Despite rapid developments in technology and business, EU laws on e-commerce have not been updated for more than 20 years. To keep up with the digital revolution, the EU Parliament („EP“) adopted the Digital Markets Act (“DMA”) and the Digital Services Act (“DSA”). The DMA was adopted in July 2022 and it will start to apply at the beginning of 2023. As for the DSA, it is expected to be implemented in early 2024.
This act provides a framework that is tailored to the major influence of the largest digital companies, known as “gatekeepers” – undertakings that: a) have a significant impact on the EU internal market; b) provide a core platform service; c) enjoy an entrenched and durable position in their operations. This way the EU ensures a level playing field by establishing explicit rights and standards for gatekeepers, making them accountable for their acts, and allowing innovative businesses and consumers to benefit from digital opportunities. In practice, the DMA will primarily target the world’s most powerful corporations in the IT industry, commonly referred to as the “Big Five” (Google, Amazon, Apple, Meta, and Microsoft). The DMA seeks to prevent these firms from engaging in anti-competitive practices, such as the abuse of dominant position. This way the gatekeepers will have an obligation to conduct their businesses in a way that guarantees a fair and open market ready for innovations by everyone.

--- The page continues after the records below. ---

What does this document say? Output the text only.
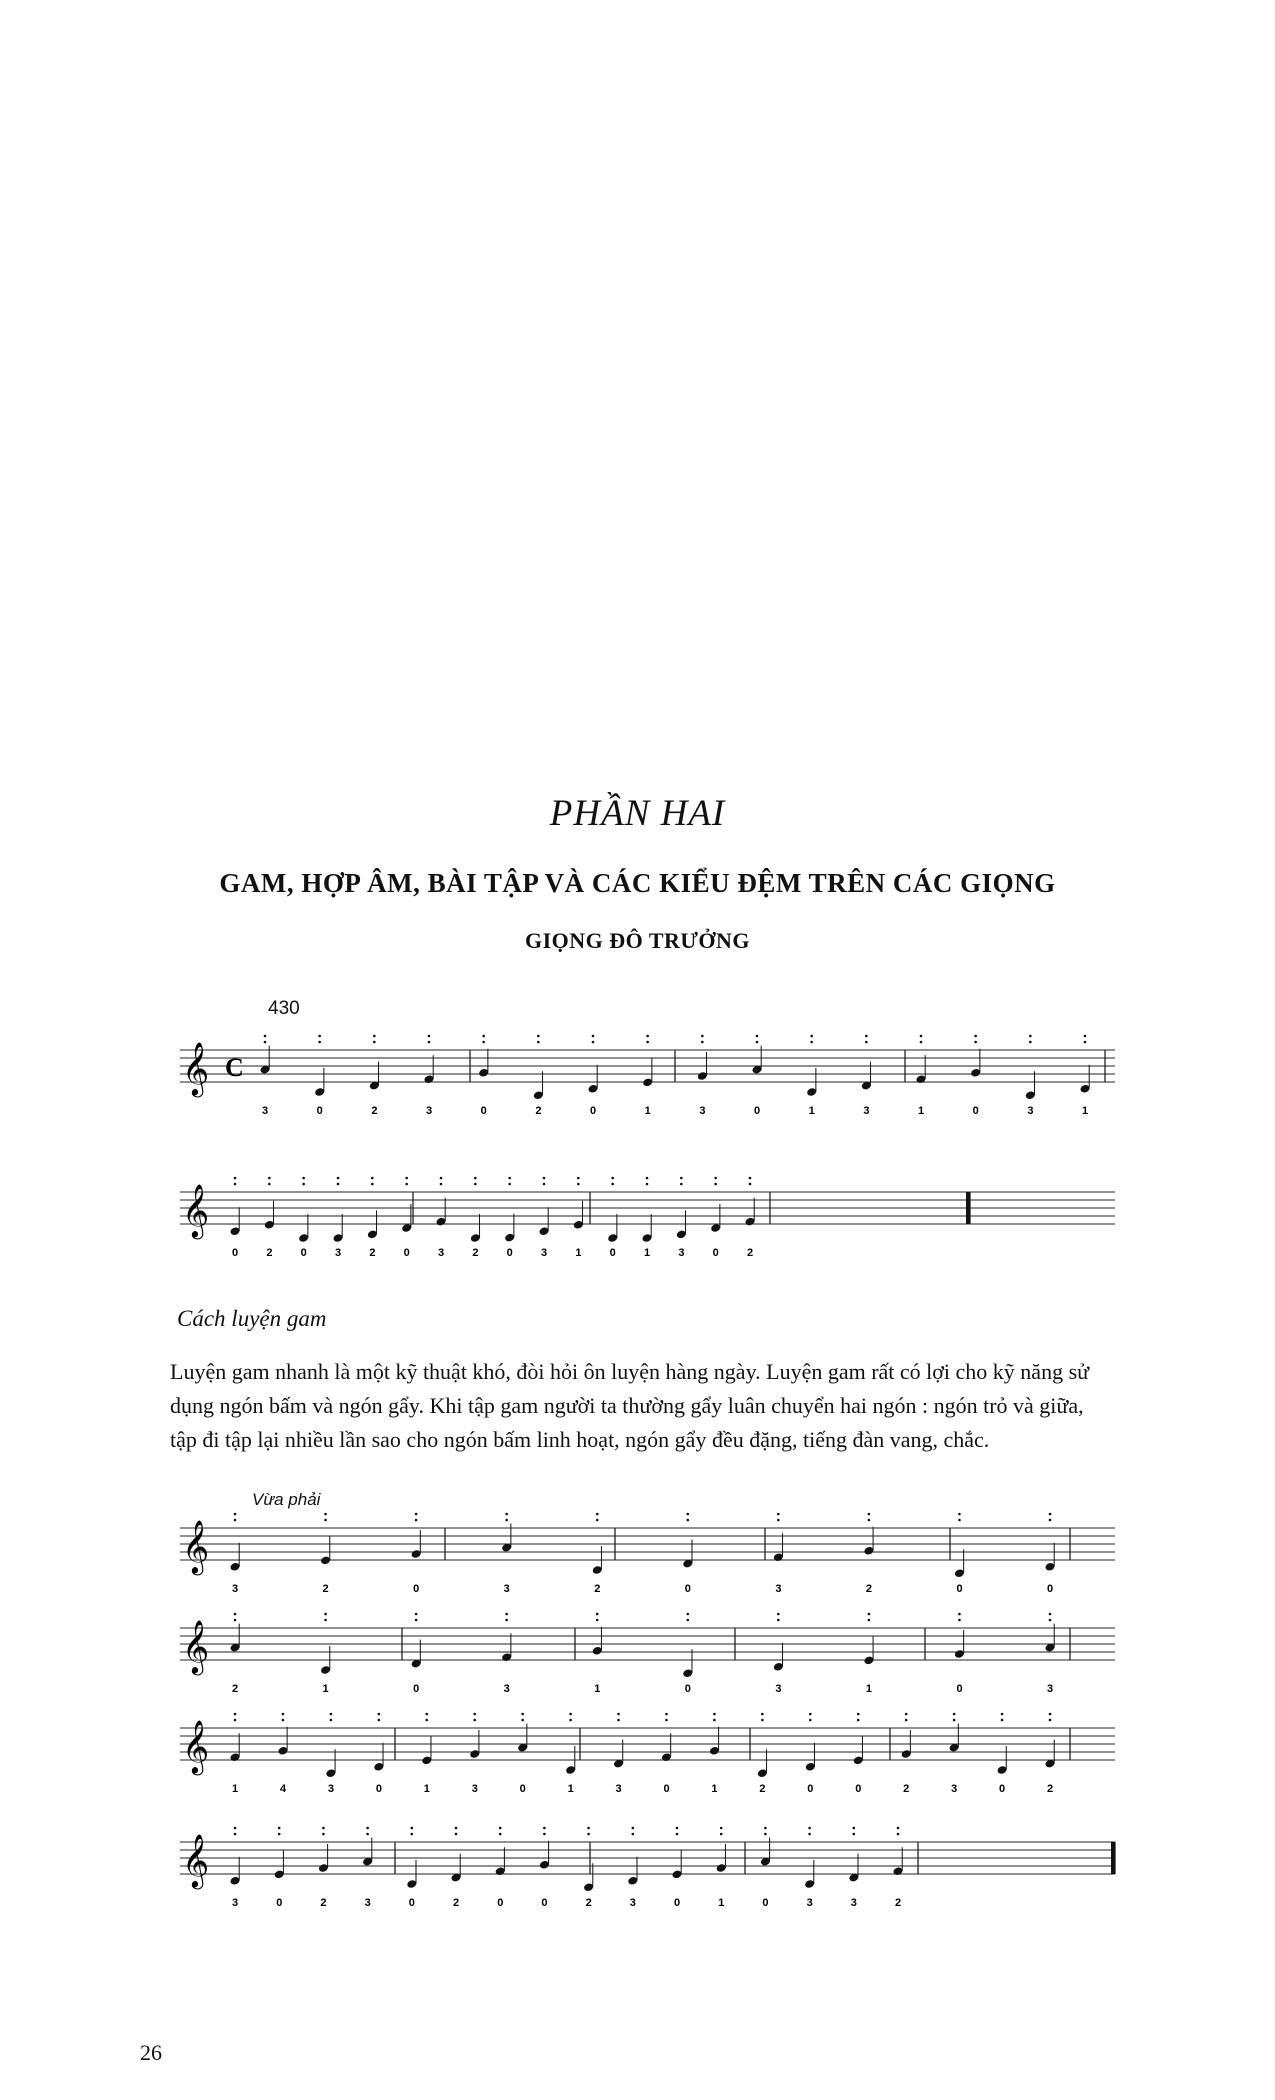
PHẦN HAI
GAM, HỢP ÂM, BÀI TẬP VÀ CÁC KIỂU ĐỆM TRÊN CÁC GIỌNG
GIỌNG ĐÔ TRƯỞNG
430
𝄞 C
3	0	2	3	0	2	0	1	3	0	1	3	1	0	3	1
𝄞
0	2	0	3	2	0	3	2	0	3	1	0	1	3	0	2
Cách luyện gam
Luyện gam nhanh là một kỹ thuật khó, đòi hỏi ôn luyện hàng ngày. Luyện gam rất có lợi cho kỹ năng sử dụng ngón bấm và ngón gẩy. Khi tập gam người ta thường gẩy luân chuyển hai ngón : ngón trỏ và giữa, tập đi tập lại nhiều lần sao cho ngón bấm linh hoạt, ngón gẩy đều đặng, tiếng đàn vang, chắc.
Vừa phải
𝄞
3	2	0	3	2	0	3	2	0	0
𝄞
2	1	0	3	1	0	3	1	0	3
𝄞
1	4	3	0	1	3	0	1	3	0	1	2	0	0	2	3	0	2
𝄞
3	0	2	3	0	2	0	0	2	3	0	1	0	3	3	2
26
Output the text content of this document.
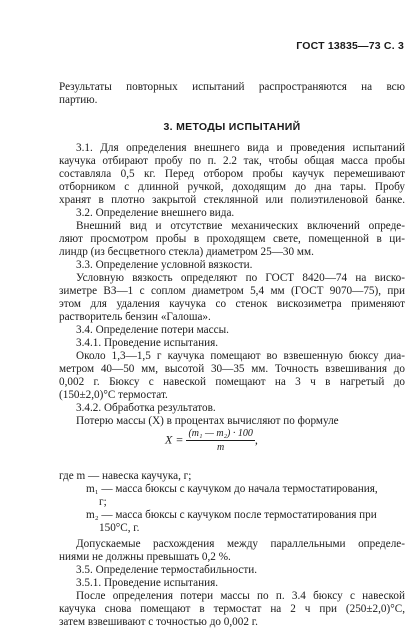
ГОСТ 13835—73 С. 3
Результаты повторных испытаний распространяются на всю
партию.
3. МЕТОДЫ ИСПЫТАНИЙ
3.1. Для определения внешнего вида и проведения испытаний
каучука отбирают пробу по п. 2.2 так, чтобы общая масса пробы
составляла 0,5 кг. Перед отбором пробы каучук перемешивают
отборником с длинной ручкой, доходящим до дна тары. Пробу
хранят в плотно закрытой стеклянной или полиэтиленовой банке.
3.2. Определение внешнего вида.
Внешний вид и отсутствие механических включений опреде-
ляют просмотром пробы в проходящем свете, помещенной в ци-
линдр (из бесцветного стекла) диаметром 25—30 мм.
3.3. Определение условной вязкости.
Условную вязкость определяют по ГОСТ 8420—74 на виско-
зиметре ВЗ—1 с соплом диаметром 5,4 мм (ГОСТ 9070—75), при
этом для удаления каучука со стенок вискозиметра применяют
растворитель бензин «Галоша».
3.4. Определение потери массы.
3.4.1. Проведение испытания.
Около 1,3—1,5 г каучука помещают во взвешенную бюксу диа-
метром 40—50 мм, высотой 30—35 мм. Точность взвешивания до
0,002 г. Бюксу с навеской помещают на 3 ч в нагретый до
(150±2,0)°С термостат.
3.4.2. Обработка результатов.
Потерю массы (X) в процентах вычисляют по формуле
$X = \frac{\text{(m₁ — m₂) · 100}}{m}$ ,
где m — навеска каучука, г;
m₁ — масса бюксы с каучуком до начала термостатирования,
г;
m₂ — масса бюксы с каучуком после термостатирования при
150°С, г.
Допускаемые расхождения между параллельными определе-
ниями не должны превышать 0,2 %.
3.5. Определение термостабильности.
3.5.1. Проведение испытания.
После определения потери массы по п. 3.4 бюксу с навеской
каучука снова помещают в термостат на 2 ч при (250±2,0)°С,
затем взвешивают с точностью до 0,002 г.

The European Commission (EC) will now have the ability to watch over big tech companies taking control of smaller businesses. This is intended to enable the EC to monitor market developments in the digital sector and to become aware of “killer acquisitions” – large corporations swallowing up hopeful start-ups with low revenue but a lot of potential. A single, unambiguous framework at the EU level will help small and medium-sized enterprises and start-ups grow and become more competitive.
For example, according to the DMA, Tech Giants can no longer rank their products or services higher than those of others (self-preferencing as in the famous “Google shopping case”). On the other hand, consumers will be able to easily unsubscribe from core platform services, delete apps that used to be mandatory, stop the installation of software by default alongside the operating system, and download alternative app stores, etc. The gatekeepers will also need to let corporate users access their advertising performance data on the platform, as well as allow consumers to communicate across multiple messaging applications. If a gatekeeper fails to comply with the new DMA rules, the EC can impose fines of up to 10% of its annual global income, or 20% in the case of repeated violations.
The DSA, also dubbed EU’s Digital Constitution, is a promising development in internet rights protection. The main objective of the DSA is to provide EU-based users with a more secure, reliable and trustworthy online environment. The Act’s key objective is to modernize the European Union’s E-Commerce Directive, which was adopted in 2000, to update the legal framework for illegal content on intermediaries.
Online services fall under the broad area of digital services and vary from basic web pages to online platforms and internet infrastructure services. The DSA will be applied by imposing due diligence obligations to providers of intermediary services. This includes internet service providers, social media services, online marketplaces, messaging services social networks, content-sharing platforms, app stores and online travel and accommodation platforms.
In the following paragraphs, we include a few of the new obligations expected to affect businesses and increase their accountability within the online sphere.
The EC will be the primary regulator responsible for the supervision, investigation, enforcement, and monitoring VLOPs, while other platforms will be supervised by the Member States. Similar to its enforcement powers under antitrust proceedings, the EC will have the ability to levy fines. If a corporation violates the law, it risks being fined up to 6% of its annual global revenues.